5. O formulário de consentimento deve explicar os direitos do doente no que respeita ao(s) respetivo(s) consentimento(s) para partilhar dados pessoais e, em particular, dar a informação de que o doente:

a) Tem o direito de dar ou de reter qualquer dos consentimentos e que isso não afetará os cuidados que lhe são prestados;

b) Pode retirar a qualquer altura o consentimento previamente dado;

c) Tem o direito de saber que dados são partilhados numa rede e de aceder aos dados que lhe dizem respeito e solicitar a correção de eventuais erros;

d) Pode solicitar o bloqueio ou o apagamento dos seus dados pessoais e tem o direito de portabilidade dos dados.

6. O formulário de consentimento deve informar o doente de que o prestador de cuidados de saúde conservará os dados pessoais apenas durante o tempo necessário para os fins para os quais o doente tenha dado o seu consentimento e que a necessidade de armazenar os dados pessoais dos doentes no SGCD será revista, pelo menos, de quinze em quinze anos.

7. O formulário de consentimento deve informar o doente sobre a identidade e os dados de contacto dos responsáveis pelo tratamento de dados, indicando claramente que o ponto de contacto para exercer os direitos do doente é o prestador de cuidados de saúde específico autorizado a aceder ao SGCD, sobre os contactos dos responsáveis pela proteção de dados e, se aplicável, sobre as vias de recurso disponíveis relacionadas com a proteção de dados, e deve indicar os dados de contacto da autoridade nacional de proteção de dados.

8. O formulário de consentimento deve registar separadamente o consentimento individual para cada uma das três formas diferentes de partilha de dados de um modo específico, explícito e inequívoco:

a) O consentimento deve ser demonstrado através de uma ação afirmativa inequívoca, por exemplo, utilizando uma quadrícula específica a assinalar e uma assinatura no formulário;

b) Devem ser incluídas ambas as opções (dar ou recusar o consentimento).

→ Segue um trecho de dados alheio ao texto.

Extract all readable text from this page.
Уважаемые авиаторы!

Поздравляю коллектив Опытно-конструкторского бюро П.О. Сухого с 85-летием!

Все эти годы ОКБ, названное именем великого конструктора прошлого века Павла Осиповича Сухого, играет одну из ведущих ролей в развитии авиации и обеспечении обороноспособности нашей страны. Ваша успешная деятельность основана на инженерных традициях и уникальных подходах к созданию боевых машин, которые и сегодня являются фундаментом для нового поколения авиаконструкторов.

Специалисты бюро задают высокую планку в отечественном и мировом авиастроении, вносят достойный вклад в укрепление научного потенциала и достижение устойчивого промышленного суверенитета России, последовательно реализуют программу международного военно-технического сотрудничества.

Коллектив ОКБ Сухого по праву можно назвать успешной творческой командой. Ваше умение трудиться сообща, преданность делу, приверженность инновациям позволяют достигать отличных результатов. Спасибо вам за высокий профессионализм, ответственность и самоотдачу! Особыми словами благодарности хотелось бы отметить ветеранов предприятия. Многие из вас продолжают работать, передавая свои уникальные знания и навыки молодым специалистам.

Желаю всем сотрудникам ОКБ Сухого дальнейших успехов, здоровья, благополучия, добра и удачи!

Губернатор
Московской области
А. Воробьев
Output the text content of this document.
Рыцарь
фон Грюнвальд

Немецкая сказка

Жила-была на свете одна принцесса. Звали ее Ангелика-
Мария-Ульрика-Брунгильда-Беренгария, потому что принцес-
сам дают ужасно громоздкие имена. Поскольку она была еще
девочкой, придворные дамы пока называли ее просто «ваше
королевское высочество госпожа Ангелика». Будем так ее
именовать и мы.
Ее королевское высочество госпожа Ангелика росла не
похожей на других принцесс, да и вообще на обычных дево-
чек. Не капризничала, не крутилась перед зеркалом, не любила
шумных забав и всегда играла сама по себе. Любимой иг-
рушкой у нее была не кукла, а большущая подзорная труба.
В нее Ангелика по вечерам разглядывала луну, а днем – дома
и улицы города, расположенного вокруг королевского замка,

( 1 ) Decisão (UE, Euratom) 2017/46 da Comissão, de 10 de janeiro de 2017, relativa à segurança dos sistemas de comunicação e de informação na Comissão Europeia (JO L 6 de 11.1.2017, p. 40) e Decisão da Comissão, de 13 de dezembro de 2017, que estabelece as normas de execução dos artigos 3.o, 5.o, 7.o, 8.o, 9.o, 10.o, 11.o, 12.o, 14.o e 15.o da Decisão (UE, Euratom) 2017/46 sobre a segurança dos sistemas de comunicação e informação na Comissão [C(2017) 8841 final].